The album as released in the United Kingdom was noted for omitting "I Only Want to Be with You", at that time the band's internationally successful single, from its track listing. Instead, it featured "Money Honey", which served as the album's lead single in the UK; this track had previously been featured on the North America–only release Rock n' Roll Love Letter (1976).

==Release==
The album was supported by a total of seven singles: five released internationally and two released exclusively in North America. "Yesterday's Hero", "Dedication", "Money Honey", "Rock and Roll Love Letter" and a cover of "Don't Worry Baby" by the Beach Boys were released internationally as singles, while their cover of "I Only Want to Be with You" was released exclusively in the United States from the album. Elsewhere, "I Only Want to Be with You" was released as a non-album single. Upon its release Dedication peaked at number four on the UK Albums Chart, but sales were lower than expected in the territory, selling fewer than 100,000 copies. The album fared better in the United States where it peaked at number 26 on the US Billboard 200 albums chart, selling in excess of 500,000 copies. The release of the album is considered by Simon Spence as the beginning of a commercial decline for the band.

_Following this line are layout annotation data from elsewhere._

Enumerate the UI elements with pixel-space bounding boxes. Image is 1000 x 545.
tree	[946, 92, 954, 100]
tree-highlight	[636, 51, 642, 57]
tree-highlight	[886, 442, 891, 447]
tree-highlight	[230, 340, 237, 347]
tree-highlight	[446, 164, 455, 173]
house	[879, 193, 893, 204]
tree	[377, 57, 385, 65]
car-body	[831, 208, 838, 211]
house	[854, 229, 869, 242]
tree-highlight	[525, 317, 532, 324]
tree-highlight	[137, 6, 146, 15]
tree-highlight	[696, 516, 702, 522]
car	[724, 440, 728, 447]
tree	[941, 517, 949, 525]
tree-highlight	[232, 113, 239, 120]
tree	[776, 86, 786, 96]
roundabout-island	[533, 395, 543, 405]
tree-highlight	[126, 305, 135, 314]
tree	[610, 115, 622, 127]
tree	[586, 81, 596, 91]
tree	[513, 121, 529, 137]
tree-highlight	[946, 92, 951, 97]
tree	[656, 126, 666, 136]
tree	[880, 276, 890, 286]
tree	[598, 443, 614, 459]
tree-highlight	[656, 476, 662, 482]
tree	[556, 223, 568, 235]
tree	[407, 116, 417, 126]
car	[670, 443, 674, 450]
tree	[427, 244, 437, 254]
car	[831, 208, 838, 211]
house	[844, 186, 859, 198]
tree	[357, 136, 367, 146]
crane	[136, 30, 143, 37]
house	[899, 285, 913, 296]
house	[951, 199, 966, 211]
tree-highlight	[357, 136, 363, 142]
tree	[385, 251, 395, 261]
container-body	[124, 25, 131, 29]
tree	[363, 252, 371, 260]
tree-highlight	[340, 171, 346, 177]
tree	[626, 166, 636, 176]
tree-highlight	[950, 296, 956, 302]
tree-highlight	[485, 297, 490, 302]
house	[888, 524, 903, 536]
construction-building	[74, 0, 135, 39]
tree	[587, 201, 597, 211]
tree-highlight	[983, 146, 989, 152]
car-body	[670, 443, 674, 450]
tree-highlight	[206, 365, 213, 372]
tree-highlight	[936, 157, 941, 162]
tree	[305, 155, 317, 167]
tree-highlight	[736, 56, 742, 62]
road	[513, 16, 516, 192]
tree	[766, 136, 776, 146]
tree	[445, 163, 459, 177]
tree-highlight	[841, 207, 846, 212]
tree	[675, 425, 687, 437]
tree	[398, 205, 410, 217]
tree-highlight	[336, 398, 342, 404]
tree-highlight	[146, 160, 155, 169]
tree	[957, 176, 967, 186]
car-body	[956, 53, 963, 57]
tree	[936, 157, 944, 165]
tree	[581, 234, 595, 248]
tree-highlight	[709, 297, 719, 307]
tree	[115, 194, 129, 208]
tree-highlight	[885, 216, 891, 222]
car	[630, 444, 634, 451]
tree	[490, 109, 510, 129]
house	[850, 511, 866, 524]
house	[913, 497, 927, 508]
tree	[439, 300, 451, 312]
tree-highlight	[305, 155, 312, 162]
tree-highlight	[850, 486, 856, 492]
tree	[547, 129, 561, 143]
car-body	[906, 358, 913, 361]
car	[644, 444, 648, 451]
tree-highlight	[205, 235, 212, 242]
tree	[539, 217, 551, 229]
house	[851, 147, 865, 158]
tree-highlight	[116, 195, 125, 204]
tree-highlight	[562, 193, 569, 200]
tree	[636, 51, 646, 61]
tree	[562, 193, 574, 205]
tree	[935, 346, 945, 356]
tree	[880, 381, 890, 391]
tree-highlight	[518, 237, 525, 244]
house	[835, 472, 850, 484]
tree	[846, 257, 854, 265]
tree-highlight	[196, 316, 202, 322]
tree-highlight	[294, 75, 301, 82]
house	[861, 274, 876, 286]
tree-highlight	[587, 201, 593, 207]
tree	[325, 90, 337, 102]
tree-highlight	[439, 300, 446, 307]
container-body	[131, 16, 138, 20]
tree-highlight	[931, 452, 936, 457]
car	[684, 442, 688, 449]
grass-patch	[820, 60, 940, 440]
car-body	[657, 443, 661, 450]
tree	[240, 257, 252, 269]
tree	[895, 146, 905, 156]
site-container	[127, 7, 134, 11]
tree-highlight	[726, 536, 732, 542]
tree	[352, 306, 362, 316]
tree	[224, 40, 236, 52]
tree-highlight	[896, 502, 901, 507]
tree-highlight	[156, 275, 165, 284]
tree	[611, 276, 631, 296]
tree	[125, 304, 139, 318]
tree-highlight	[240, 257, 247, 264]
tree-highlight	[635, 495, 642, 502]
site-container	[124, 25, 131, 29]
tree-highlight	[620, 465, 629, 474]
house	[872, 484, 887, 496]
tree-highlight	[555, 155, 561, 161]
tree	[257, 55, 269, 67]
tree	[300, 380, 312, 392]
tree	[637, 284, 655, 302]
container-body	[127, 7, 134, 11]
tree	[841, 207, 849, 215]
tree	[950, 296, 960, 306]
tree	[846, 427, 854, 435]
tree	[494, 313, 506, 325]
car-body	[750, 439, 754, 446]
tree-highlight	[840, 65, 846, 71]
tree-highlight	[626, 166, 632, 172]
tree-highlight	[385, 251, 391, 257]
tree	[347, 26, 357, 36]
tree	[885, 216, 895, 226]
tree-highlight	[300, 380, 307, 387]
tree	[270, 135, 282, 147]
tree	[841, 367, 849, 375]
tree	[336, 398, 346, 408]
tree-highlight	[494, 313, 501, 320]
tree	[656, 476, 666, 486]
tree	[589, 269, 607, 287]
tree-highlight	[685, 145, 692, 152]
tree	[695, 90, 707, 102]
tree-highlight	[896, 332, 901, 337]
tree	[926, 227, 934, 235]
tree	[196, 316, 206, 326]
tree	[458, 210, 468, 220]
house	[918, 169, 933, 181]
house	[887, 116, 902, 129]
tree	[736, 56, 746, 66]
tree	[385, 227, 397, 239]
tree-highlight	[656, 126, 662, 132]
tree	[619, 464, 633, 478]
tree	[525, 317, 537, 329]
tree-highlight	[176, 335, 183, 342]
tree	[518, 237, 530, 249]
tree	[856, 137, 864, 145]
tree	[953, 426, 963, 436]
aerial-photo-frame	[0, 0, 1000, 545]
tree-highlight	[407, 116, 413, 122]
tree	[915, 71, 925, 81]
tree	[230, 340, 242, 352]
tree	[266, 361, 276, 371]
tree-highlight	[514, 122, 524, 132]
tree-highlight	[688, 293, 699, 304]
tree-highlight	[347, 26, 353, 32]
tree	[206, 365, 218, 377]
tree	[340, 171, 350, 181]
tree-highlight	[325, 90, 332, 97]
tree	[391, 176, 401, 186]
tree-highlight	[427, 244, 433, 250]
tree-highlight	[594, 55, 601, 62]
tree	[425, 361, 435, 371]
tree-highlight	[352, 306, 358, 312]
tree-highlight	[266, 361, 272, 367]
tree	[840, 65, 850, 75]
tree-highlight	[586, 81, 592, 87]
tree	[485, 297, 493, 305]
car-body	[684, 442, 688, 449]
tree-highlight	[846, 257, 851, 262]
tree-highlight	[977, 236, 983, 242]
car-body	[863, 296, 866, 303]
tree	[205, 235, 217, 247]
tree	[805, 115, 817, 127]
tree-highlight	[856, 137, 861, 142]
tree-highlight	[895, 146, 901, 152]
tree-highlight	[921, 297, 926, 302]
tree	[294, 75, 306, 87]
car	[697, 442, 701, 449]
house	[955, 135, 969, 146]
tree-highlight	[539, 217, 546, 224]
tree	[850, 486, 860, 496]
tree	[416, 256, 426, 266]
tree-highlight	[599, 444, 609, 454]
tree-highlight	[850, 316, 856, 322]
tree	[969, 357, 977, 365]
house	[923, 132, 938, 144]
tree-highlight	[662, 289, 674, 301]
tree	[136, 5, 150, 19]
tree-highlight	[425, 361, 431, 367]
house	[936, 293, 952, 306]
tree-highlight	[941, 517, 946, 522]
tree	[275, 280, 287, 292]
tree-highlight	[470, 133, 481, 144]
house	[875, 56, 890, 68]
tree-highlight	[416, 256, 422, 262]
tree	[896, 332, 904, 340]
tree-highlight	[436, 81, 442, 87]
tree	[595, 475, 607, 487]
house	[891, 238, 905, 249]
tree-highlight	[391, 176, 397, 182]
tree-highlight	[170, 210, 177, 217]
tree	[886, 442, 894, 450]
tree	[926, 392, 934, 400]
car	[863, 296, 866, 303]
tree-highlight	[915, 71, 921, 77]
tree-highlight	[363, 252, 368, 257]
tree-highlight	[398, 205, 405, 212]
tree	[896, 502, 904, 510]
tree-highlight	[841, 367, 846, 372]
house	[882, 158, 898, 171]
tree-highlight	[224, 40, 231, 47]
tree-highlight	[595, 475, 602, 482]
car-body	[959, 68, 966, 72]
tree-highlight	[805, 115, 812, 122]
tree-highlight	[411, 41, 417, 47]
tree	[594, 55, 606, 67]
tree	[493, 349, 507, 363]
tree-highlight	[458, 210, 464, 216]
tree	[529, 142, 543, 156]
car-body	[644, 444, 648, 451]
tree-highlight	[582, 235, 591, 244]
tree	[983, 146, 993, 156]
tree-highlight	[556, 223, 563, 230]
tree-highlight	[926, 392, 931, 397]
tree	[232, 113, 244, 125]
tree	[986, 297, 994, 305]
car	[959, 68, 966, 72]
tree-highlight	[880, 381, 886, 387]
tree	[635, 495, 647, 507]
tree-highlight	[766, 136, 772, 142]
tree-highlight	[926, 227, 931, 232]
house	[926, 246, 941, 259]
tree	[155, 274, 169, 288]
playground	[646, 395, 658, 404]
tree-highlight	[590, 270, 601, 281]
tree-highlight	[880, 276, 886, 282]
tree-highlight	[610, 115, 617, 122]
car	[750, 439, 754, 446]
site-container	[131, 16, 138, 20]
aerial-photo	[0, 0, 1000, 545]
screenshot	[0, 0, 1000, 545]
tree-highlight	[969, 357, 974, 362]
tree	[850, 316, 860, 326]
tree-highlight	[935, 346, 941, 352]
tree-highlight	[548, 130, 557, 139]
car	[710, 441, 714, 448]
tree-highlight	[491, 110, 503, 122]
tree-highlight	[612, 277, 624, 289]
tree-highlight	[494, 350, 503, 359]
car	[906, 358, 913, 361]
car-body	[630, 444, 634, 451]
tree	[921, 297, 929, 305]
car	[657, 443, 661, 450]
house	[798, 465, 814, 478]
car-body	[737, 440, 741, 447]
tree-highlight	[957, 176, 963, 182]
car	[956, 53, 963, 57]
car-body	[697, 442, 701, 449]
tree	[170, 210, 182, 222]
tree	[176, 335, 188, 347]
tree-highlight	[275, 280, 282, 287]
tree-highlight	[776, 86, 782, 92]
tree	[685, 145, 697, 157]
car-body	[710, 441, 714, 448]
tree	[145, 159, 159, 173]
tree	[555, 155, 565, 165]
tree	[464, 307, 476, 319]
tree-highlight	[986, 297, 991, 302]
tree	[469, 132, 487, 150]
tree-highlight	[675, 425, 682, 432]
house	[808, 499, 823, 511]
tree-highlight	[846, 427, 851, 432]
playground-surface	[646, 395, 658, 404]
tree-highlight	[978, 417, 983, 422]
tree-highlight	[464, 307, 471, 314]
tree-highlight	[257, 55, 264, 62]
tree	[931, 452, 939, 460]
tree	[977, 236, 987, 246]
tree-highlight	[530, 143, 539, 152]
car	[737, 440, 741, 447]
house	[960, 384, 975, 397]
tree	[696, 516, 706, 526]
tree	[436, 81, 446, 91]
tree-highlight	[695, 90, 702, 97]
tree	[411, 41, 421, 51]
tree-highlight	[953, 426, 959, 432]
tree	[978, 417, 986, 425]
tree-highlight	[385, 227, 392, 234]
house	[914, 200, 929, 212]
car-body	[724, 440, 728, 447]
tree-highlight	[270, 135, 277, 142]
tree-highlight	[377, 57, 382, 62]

To promote the release of the album, the Bay City Rollers embarked on a worldwide tour that grossed $2 million, which included sales from merchandise. The album was subsequently certified silver by the British Phonographic Industry (BPI) and gold by the Recording Industry Association of America (RIAA).

==Track listing==

===UK edition===
1. "Let's Pretend" (Eric Carmen)
2. "You're a Woman" (Eric Faulkner, Stuart Wood)
3. "Rock 'N Roller" (Faulkner, Wood)
4. "Don't Worry Baby" (Brian Wilson, Roger Christian)
5. "Yesterday's Hero" (Harry Vanda, George Young)
6. "My Lisa" (Tony Sciuto, Sammy Egorin)
7. "Money Honey" (Faulkner, Wood)
8. "Rock 'N Roll Love Letter" (Tim Moore)
9. "Write a Letter" (Wood, Les McKeown, Ian Mitchell)
10. "Dedication" (Guy Fletcher, Doug Flett)

===US edition===
1. "Let's Pretend" (Carmen) – 3:31
2. "You're a Woman" (Faulkner, Wood) – 4:15
3. "Rock 'N Roller" (Faulkner, Wood) – 3:30
4. "I Only Want to Be with You" (Mike Hawker, Ivor Raymonde) – 3:27
5. "Yesterday's Hero" (Vanda, Young) – 4:33
6. "My Lisa" (Scutio, Egorin) – 3:35
7. "Don't Worry Baby" (Wilson, Christian) – 3:03
8. "Are You Cuckoo?" (Russ Ballard) – 4:05
9. "Write a Letter" (Wood, McKeown, Mitchell) – 3:47
10. "Dedication" (Fletcher, Flett) – 3:54

==Personnel==
- Les McKeown – lead and backing vocals
- Eric Faulkner – lead guitar, backing vocals; co-lead vocals on "Rock 'N Roller"
- Ian Mitchell – rhythm guitar, backing vocals; lead vocals on "Dedication"
- Stuart "Woody" Wood – bass, backing vocals; co-lead vocals on "Rock 'N Roller"
- Derek Longmuir – drums, percussion, backing vocals

==Charts==

===Weekly charts===

| Chart (1976) | Peak position |
|---|---|
| Australian Albums (Kent Music Report) | 3 |
| Austrian Albums (Ö3 Austria) | 21 |
| Canadian Albums (RPM) | 5 |
| Finnish Albums (Suomen virallinen lista) | 3 |
| German Albums (Offizielle Top 100) | 5 |
| Japanese Albums (Oricon) | 1 |
| New Zealand Albums (RIANZ) | 6 |
| Swedish Albums (Sverigetopplistan) | 38 |
| Swiss Albums (Schweizer Hitparade) | 5 |
| UK Albums (Official Charts) | 4 |
| US Billboard 200 | 26 |
| Zimbabwean Albums (ZIMA) | 13 |

===Year-end charts===

| Chart (1977) | Position |
|---|---|
| German Albums (Offizielle Top 100) | 9 |

==Certifications==

| Region | Certification | Certified units/sales |
| United Kingdom (BPI) | Silver | 60,000^{^} |
| United States (RIAA) | Gold | 500,000^{^} |
^{^} Shipments figures based on certification alone.